Unreadable Objects: current status and where to go Lassi Kortela (09 Dec 2022 17:12 UTC)
Re: Unreadable Objects: current status and where to go Marc Nieper-Wißkirchen (09 Dec 2022 17:30 UTC)
Re: Unreadable Objects: current status and where to go Lassi Kortela (09 Dec 2022 17:53 UTC)
Re: Unreadable Objects: current status and where to go Lassi Kortela (09 Dec 2022 18:09 UTC)
Re: Unreadable Objects: current status and where to go Marc Nieper-Wißkirchen (09 Dec 2022 18:33 UTC)
Re: Unreadable Objects: current status and where to go Lassi Kortela (09 Dec 2022 19:13 UTC)
Re: Unreadable Objects: current status and where to go Marc Nieper-Wißkirchen (09 Dec 2022 19:20 UTC)
Re: Unreadable Objects: current status and where to go Lassi Kortela (09 Dec 2022 19:38 UTC)
Re: Unreadable Objects: current status and where to go Arthur A. Gleckler (09 Dec 2022 20:14 UTC)
Re: Unreadable Objects: current status and where to go Marc Nieper-Wißkirchen (09 Dec 2022 20:42 UTC)
Re: Unreadable Objects: current status and where to go Lassi Kortela (10 Dec 2022 13:35 UTC)
Re: Unreadable Objects: current status and where to go John Cowan (09 Dec 2022 19:22 UTC)
Re: Unreadable Objects: current status and where to go Marc Feeley (09 Dec 2022 19:01 UTC)

Unreadable Objects: current status and where to go Lassi Kortela 09 Dec 2022 17:11 UTC

SRFI 243 currently attempts to clean up the traditional #<...> notation
for unreadable objects.

Marc N-W made an excellent critique of the ways in which this notation
causes parsing problems.

The problem is that the closing > is normally part of identifiers. So
#<foo bar> is ambiguous; you have to indicate the boundary between bar
and > using #<foo |bar|>.

R6RS does not have the |...| notation, and of the Scheme implementations
that do, some interpret |bar|baz as one identifier, not two.

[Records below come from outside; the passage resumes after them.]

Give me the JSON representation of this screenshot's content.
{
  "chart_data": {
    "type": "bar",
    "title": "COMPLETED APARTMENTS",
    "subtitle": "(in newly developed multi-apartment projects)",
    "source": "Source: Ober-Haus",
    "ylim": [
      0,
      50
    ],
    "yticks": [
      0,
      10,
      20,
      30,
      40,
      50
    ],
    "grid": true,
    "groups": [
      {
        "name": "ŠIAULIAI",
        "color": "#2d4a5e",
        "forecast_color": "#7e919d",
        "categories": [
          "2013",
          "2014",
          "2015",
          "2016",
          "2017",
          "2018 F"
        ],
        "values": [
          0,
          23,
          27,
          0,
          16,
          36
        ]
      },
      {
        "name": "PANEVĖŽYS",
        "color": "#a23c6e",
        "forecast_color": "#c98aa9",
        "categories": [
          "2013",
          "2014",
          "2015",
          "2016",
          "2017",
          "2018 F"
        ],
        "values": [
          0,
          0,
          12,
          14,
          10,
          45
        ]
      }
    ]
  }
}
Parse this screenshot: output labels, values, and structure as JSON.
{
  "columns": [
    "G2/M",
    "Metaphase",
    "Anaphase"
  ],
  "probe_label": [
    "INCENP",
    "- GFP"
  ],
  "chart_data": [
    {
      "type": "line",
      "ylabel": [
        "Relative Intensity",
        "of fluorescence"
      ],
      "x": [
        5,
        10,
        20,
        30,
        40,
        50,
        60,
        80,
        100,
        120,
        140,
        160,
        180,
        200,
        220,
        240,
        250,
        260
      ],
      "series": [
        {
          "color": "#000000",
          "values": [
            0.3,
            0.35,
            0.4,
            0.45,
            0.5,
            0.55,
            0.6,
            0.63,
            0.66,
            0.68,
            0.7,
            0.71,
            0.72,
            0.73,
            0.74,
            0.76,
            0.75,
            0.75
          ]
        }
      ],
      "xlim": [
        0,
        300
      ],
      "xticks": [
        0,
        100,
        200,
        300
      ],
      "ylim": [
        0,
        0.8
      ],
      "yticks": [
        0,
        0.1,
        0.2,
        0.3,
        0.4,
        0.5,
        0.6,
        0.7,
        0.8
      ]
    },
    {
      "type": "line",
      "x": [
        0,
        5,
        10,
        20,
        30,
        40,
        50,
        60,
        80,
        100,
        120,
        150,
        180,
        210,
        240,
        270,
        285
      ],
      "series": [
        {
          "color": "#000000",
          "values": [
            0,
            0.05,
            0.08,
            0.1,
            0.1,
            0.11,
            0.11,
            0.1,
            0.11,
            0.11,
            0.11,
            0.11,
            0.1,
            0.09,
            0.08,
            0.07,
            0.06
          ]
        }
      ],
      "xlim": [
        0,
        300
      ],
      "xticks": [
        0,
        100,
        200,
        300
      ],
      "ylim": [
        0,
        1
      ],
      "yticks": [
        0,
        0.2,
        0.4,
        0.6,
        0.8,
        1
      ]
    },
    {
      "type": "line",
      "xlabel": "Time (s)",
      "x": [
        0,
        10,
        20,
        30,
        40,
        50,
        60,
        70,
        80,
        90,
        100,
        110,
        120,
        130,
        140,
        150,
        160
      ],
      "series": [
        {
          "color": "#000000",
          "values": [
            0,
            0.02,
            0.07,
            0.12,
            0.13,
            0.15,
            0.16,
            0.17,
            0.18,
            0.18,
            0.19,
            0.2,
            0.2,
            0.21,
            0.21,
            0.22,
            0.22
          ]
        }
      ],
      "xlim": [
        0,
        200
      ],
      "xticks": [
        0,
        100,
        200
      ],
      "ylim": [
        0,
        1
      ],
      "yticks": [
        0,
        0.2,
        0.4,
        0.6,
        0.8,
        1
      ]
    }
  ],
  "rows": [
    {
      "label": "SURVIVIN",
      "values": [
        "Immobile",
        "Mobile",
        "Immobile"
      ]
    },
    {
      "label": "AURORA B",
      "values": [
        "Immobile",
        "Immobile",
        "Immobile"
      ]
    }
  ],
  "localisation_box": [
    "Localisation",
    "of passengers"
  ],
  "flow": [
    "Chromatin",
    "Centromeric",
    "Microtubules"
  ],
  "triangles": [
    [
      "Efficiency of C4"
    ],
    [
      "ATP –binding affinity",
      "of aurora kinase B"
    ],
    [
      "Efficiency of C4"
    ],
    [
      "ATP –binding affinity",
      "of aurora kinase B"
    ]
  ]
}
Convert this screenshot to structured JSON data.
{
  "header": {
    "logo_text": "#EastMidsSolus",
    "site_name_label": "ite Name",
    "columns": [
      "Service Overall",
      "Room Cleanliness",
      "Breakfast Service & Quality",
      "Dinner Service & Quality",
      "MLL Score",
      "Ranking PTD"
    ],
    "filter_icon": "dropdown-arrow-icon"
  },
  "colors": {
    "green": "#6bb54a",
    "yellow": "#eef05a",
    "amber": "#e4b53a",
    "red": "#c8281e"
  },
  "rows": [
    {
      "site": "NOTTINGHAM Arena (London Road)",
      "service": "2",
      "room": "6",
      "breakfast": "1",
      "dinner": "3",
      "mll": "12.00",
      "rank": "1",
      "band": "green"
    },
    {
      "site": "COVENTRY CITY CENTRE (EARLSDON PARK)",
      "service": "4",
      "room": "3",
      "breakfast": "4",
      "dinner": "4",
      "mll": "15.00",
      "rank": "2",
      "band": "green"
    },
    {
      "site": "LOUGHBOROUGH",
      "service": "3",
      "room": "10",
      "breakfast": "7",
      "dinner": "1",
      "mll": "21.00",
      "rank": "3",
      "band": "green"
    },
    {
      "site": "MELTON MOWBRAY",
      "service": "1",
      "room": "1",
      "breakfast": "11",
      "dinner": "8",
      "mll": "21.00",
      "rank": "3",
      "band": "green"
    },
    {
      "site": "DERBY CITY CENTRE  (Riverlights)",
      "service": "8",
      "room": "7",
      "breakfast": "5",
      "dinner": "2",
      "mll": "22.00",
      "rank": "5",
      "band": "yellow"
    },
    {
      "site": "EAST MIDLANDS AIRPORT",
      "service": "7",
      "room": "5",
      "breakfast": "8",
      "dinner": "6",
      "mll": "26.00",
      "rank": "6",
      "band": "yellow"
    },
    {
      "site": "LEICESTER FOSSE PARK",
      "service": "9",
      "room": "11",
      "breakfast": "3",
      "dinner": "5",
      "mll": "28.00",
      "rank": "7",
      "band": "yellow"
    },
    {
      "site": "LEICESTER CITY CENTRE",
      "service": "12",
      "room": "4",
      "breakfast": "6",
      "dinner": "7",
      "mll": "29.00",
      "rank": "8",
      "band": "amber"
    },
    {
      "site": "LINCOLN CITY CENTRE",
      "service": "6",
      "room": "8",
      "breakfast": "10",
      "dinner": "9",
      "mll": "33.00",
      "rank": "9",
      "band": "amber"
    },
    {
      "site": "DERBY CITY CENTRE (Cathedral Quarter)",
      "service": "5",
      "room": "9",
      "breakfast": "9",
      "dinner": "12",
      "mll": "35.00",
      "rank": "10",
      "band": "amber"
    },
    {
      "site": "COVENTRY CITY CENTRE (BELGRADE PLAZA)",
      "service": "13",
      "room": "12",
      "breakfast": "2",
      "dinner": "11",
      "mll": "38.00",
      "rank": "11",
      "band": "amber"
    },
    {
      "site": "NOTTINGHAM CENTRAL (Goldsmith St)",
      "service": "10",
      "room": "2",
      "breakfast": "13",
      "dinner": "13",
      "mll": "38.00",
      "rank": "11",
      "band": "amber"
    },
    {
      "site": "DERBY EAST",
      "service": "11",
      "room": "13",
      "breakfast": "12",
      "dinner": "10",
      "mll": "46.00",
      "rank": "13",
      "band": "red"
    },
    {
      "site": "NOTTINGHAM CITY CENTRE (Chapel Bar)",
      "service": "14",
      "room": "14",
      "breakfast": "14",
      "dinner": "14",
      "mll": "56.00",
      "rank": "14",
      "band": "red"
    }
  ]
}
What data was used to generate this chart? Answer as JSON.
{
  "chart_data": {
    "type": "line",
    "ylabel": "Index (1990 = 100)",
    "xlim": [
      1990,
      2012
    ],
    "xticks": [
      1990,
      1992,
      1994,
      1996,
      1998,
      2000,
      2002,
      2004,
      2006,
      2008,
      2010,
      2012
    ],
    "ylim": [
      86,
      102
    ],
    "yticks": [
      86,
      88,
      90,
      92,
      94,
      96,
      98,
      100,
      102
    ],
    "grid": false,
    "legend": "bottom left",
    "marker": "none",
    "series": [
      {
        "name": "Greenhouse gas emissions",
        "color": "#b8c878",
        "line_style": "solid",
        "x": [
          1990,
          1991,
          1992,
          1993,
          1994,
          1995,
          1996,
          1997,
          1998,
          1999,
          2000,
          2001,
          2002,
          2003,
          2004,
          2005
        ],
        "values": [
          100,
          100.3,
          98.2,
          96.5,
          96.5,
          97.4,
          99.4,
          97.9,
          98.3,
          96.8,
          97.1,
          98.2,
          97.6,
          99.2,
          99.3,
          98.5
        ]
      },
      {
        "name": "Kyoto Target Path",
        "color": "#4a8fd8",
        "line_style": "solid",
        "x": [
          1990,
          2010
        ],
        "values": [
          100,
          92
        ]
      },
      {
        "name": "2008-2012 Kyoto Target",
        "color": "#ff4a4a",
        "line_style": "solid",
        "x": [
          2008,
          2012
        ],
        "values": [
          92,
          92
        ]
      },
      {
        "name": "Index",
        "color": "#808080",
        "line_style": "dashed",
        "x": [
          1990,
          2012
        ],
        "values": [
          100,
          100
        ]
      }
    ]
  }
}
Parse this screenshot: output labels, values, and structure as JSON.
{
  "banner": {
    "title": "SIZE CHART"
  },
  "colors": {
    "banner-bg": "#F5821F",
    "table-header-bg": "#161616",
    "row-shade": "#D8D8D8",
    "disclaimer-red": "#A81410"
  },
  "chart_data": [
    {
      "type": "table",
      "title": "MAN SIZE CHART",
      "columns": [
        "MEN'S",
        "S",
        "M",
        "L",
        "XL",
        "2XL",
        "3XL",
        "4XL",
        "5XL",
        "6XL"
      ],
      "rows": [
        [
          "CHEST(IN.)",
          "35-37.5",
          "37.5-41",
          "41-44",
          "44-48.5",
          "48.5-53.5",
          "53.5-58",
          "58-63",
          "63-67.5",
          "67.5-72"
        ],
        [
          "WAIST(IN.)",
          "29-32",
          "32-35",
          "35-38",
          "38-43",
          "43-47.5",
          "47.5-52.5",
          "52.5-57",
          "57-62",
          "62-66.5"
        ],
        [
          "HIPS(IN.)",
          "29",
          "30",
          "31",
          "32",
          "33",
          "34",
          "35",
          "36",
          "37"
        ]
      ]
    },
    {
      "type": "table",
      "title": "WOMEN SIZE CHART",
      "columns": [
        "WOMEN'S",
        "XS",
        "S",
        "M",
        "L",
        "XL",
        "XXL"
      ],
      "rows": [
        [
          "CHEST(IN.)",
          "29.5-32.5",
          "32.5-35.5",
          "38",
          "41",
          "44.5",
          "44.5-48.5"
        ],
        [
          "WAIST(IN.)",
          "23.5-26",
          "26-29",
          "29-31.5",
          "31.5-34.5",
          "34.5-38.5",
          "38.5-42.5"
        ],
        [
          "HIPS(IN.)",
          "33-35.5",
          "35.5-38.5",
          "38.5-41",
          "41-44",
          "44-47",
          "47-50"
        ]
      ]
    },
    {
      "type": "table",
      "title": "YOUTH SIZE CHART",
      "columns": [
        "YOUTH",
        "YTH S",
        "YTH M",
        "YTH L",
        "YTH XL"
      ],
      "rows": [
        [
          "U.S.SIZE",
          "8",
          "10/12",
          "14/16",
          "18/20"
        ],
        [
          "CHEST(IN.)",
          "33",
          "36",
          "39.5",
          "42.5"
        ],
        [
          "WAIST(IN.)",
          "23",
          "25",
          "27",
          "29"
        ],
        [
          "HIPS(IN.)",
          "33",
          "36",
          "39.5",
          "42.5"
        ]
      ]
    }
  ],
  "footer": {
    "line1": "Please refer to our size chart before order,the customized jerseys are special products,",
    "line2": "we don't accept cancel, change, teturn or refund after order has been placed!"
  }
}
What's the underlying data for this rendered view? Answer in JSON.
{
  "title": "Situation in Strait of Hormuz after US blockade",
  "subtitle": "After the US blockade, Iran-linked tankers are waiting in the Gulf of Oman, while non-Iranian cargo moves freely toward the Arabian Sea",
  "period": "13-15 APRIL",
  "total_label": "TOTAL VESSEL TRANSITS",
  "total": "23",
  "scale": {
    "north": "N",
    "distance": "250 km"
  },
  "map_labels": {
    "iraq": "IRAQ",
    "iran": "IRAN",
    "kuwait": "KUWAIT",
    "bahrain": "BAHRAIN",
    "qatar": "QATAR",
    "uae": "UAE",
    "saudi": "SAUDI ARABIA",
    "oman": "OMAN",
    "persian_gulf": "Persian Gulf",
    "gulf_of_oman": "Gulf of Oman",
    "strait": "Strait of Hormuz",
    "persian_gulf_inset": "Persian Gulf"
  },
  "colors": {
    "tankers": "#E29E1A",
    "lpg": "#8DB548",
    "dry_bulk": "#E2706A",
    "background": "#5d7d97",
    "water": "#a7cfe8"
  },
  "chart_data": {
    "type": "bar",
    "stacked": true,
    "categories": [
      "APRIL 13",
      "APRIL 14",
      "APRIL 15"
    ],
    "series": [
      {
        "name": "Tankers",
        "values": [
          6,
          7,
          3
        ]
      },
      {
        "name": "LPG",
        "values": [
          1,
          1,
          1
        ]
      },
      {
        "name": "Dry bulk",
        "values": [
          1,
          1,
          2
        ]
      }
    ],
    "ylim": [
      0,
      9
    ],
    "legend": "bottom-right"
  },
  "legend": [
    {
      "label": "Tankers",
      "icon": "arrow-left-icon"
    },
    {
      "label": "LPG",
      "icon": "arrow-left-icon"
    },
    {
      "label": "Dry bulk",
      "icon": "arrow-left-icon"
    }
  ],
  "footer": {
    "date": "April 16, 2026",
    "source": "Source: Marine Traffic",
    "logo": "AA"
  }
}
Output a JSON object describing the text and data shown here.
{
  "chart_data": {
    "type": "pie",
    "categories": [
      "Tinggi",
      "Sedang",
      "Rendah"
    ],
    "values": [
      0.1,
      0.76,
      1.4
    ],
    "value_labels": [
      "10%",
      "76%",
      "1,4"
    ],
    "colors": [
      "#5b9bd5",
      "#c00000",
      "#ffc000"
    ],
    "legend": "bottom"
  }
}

Hence a more portable solution is #<foo bar >, i.e. a space between the
last identifier and the closing >. This looks ugly since there is no
space between the opening < and the first identifier foo. Using
symmetrical spaces, #< foo bar >, is not much prettier: since Lisp code
is virtually never written with spaces next to parentheses, the notation
sticks out.

It would also work to always wrap everything in a list: #<(foo bar)>.
But this looks ugly, too, since there are two pairs of delimiters for
something that conceptually requires only one pair.

After experimenting with S-expression variants a bit, I came to the
conclusion that (starting from scratch) a good notation would be #?foo,
where foo is any datum.

- This mirrors the RnRS #!foo notation for directives as well as the
#;foo notation for datum comments.

- The question mark is an intuitive choice to signify something that is
ambiguous or cannot be described precisely.

- #? does not seem to be used for much of anything yet.
https://registry.scheme.org/#hash-syntax says it's a "debug macro" in
Gauche; it's unused in Common Lisp.

Taking all of the above into account, I wouldn't be happy about
proposing #<foo> (any variant) for RnRS. I would be happy with #?foo
unless there are objections.

This leads to the following question:

Should SRFI 243 change course and talk about #?, or should it remain a
cleanup SRFI trying to tame the current #<...> Wild West?

As a practical matter, #<...> is in so many implementations that it will
be seen in practice for a very long time. So saying something about it
might be worthwhile, even if it can't be standardized.